The BET (bromodomain and extra-terminal domain) family proteins, consisting of BRD2, BRD3, BRD4, and testis-specific BRDT, are widely acknowledged as major transcriptional regulators in biology. They are characterized by two tandem bromodomains (BDs) that bind to lysine-acetylated histones and transcription factors, recruit transcription factors and coactivators to target gene sites, and activate RNA polymerase II machinery for transcriptional elongation. Pharmacological inhibition of BET proteins with BD inhibitors has been shown as a promising therapeutic strategy for the treatment of many human diseases including cancer and inflammatory disorders. The recent advances in bromodomain protein biology have further uncovered the complex and versatile functions of BET proteins in the regulation of gene expression in chromatin. In this review article, we highlight our current understanding of BET proteins' functions in mediating protein-protein interactions required for chromatin-templated gene transcription and splicing, chromatin remodeling, DNA replication, and DNA damage repair. We further discuss context-dependent activator vs. repressor functions of individual BET proteins, isoforms, and bromodomains that may be harnessed for future development of BET bromodomain inhibitors as emerging epigenetic therapies for cancer and inflammatory disorders.
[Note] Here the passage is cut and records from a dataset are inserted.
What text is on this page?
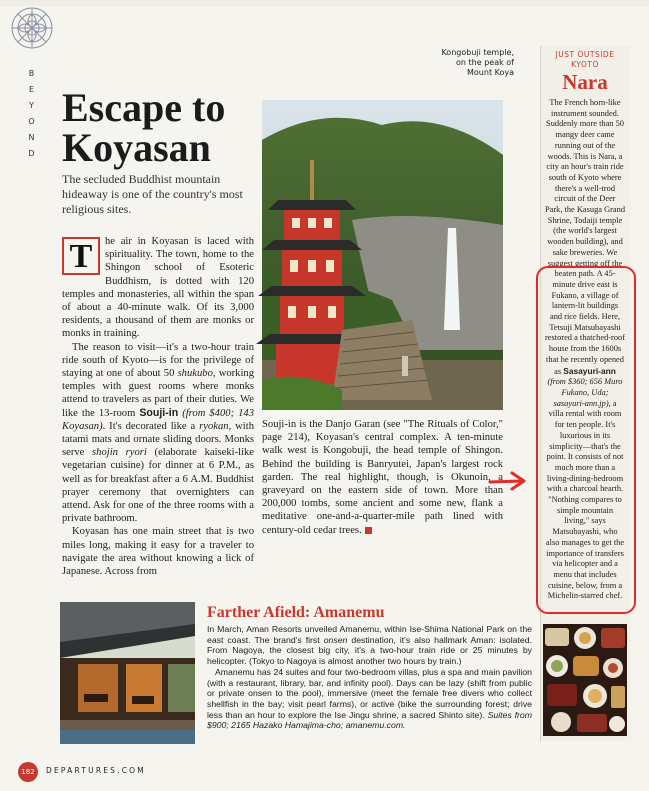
B
E
Y
O
N
D
Escape to Koyasan
The secluded Buddhist mountain hideaway is one of the country's most religious sites.
Kongobuji temple, on the peak of Mount Koya

T	he air in Koyasan is laced with spirituality. The town, home to the Shingon school of Esoteric Buddhism, is dotted with 120 temples and monasteries, all within the span of about a 40-minute walk. Of its 3,000 residents, a thousand of them are monks or monks in training.

The reason to visit—it's a two-hour train ride south of Kyoto—is for the privilege of staying at one of about 50 shukubo, working temples with guest rooms where monks attend to travelers as part of their duties. We like the 13-room Souji-in (from $400; 143 Koyasan). It's decorated like a ryokan, with tatami mats and ornate sliding doors. Monks serve shojin ryori (elaborate kaiseki-like vegetarian cuisine) for dinner at 6 P.M., as well as for breakfast after a 6 A.M. Buddhist prayer ceremony that overnighters can attend. Ask for one of the three rooms with a private bathroom.

Koyasan has one main street that is two miles long, making it easy for a traveler to navigate the area without knowing a lick of Japanese. Across from

Souji-in is the Danjo Garan (see "The Rituals of Color," page 214), Koyasan's central complex. A ten-minute walk west is Kongobuji, the head temple of Shingon. Behind the building is Banryutei, Japan's largest rock garden. The real highlight, though, is Okunoin, a graveyard on the eastern side of town. More than 200,000 tombs, some ancient and some new, flank a meditative one-and-a-quarter-mile path lined with century-old cedar trees.

JUST OUTSIDE KYOTO
Nara
The French horn-like instrument sounded. Suddenly more than 50 mangy deer came running out of the woods. This is Nara, a city an hour's train ride south of Kyoto where there's a well-trod circuit of the Deer Park, the Kasuga Grand Shrine, Todaiji temple (the world's largest wooden building), and sake breweries. We suggest getting off the beaten path. A 45-minute drive east is Fukano, a village of lantern-lit buildings and rice fields. Here, Tetsuji Matsubayashi restored a thatched-roof house from the 1600s that he recently opened as Sasayuri-ann (from $360; 656 Muro Fukano, Uda; sasayuri-ann.jp), a villa rental with room for ten people. It's luxurious in its simplicity—that's the point. It consists of not much more than a living-dining-bedroom with a charcoal hearth. "Nothing compares to simple mountain living," says Matsubayashi, who also manages to get the importance of transfers via helicopter and a menu that includes cuisine, below, from a Michelin-starred chef.
Farther Afield: Amanemu

In March, Aman Resorts unveiled Amanemu, within Ise-Shima National Park on the east coast. The brand's first onsen destination, it's also hallmark Aman: isolated. From Nagoya, the closest big city, it's a two-hour train ride or 25 minutes by helicopter. (Tokyo to Nagoya is almost another two hours by train.)

Amanemu has 24 suites and four two-bedroom villas, plus a spa and main pavilion (with a restaurant, library, bar, and infinity pool). Days can be lazy (shift from public or private onsen to the pool), immersive (meet the female free divers who collect shellfish in the bay; visit pearl farms), or active (bike the surrounding forest; drive less than an hour to explore the Ise Jingu shrine, a sacred Shinto site). Suites from $900; 2165 Hazako Hamajima-cho; amanemu.com.

182	DEPARTURES.COM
Keywords: bromodomain; bromodomain and extra-terminal domain proteins; cancer; gene transcription; inhibitors.

FIGURE 1

Functional domains of BET family proteins. Schematic representation of domain architectures for BET proteins, BRD4 long and short isoforms, BRD2, BRD3, and BRDT: BD1, first bromodomain; BD2, second bromodomain; NPS, N-terminal phosphorylation site; BID, basic residue-enriched interaction domain; ET, extra-terminal; CPS, C-terminal phosphorylation site; CTM, C-terminal motif.

FIGURE 2

Regulation of BET protein expression and functions in diseases. Expression and activity of BET proteins are regulated at different levels, including (A) transcription by 5-hydroxymethylcytosine (5-hmC) at the BRD4 promoter, (B) messenger RNA (mRNA) stability by binding of microRNA (miRNA) to the 3′ untranslated region (UTR) of BRD4 mRNA transcripts, and (C) translation by N ⁶-methyladenosine (m⁶A) modification of mRNA (Rahman et al., 2011).

FIGURE 3

Functional modulation of BET proteins by chemical modifications and protein or nucleic acid interactions. (A) Protein stability and activity by post-translational modifications such as acetylation (Ac), phosphorylation (P), ubiquitination (Ub), and proline-hydroxylation (Pro-H); (B) modulation of DNA binding through interactions with circular RNA (circRNA) and enhancer RNA (eRNA); (C) BRD4 transcriptional activity and condensate formation through interactions with long non-coding RNA (lncRNA).

FIGURE 4

Molecular functions of BET proteins in gene transcription in chromatin. Illustration of the molecular functions of BET proteins in regulation of gene transcription in chromatin, including (I) transcription factor recruitment, (II) transcription factor stability, (III) chromatin remodeling, (IV) transcriptional elongation through phosphorylation of RNA Pol-II Ser2, (V) chromatin insulator activity, (VI) super-enhancer assembly and condensates, (VII) DNA damage response and genome integrity, and (VIII) integration of gene transcription and splicing.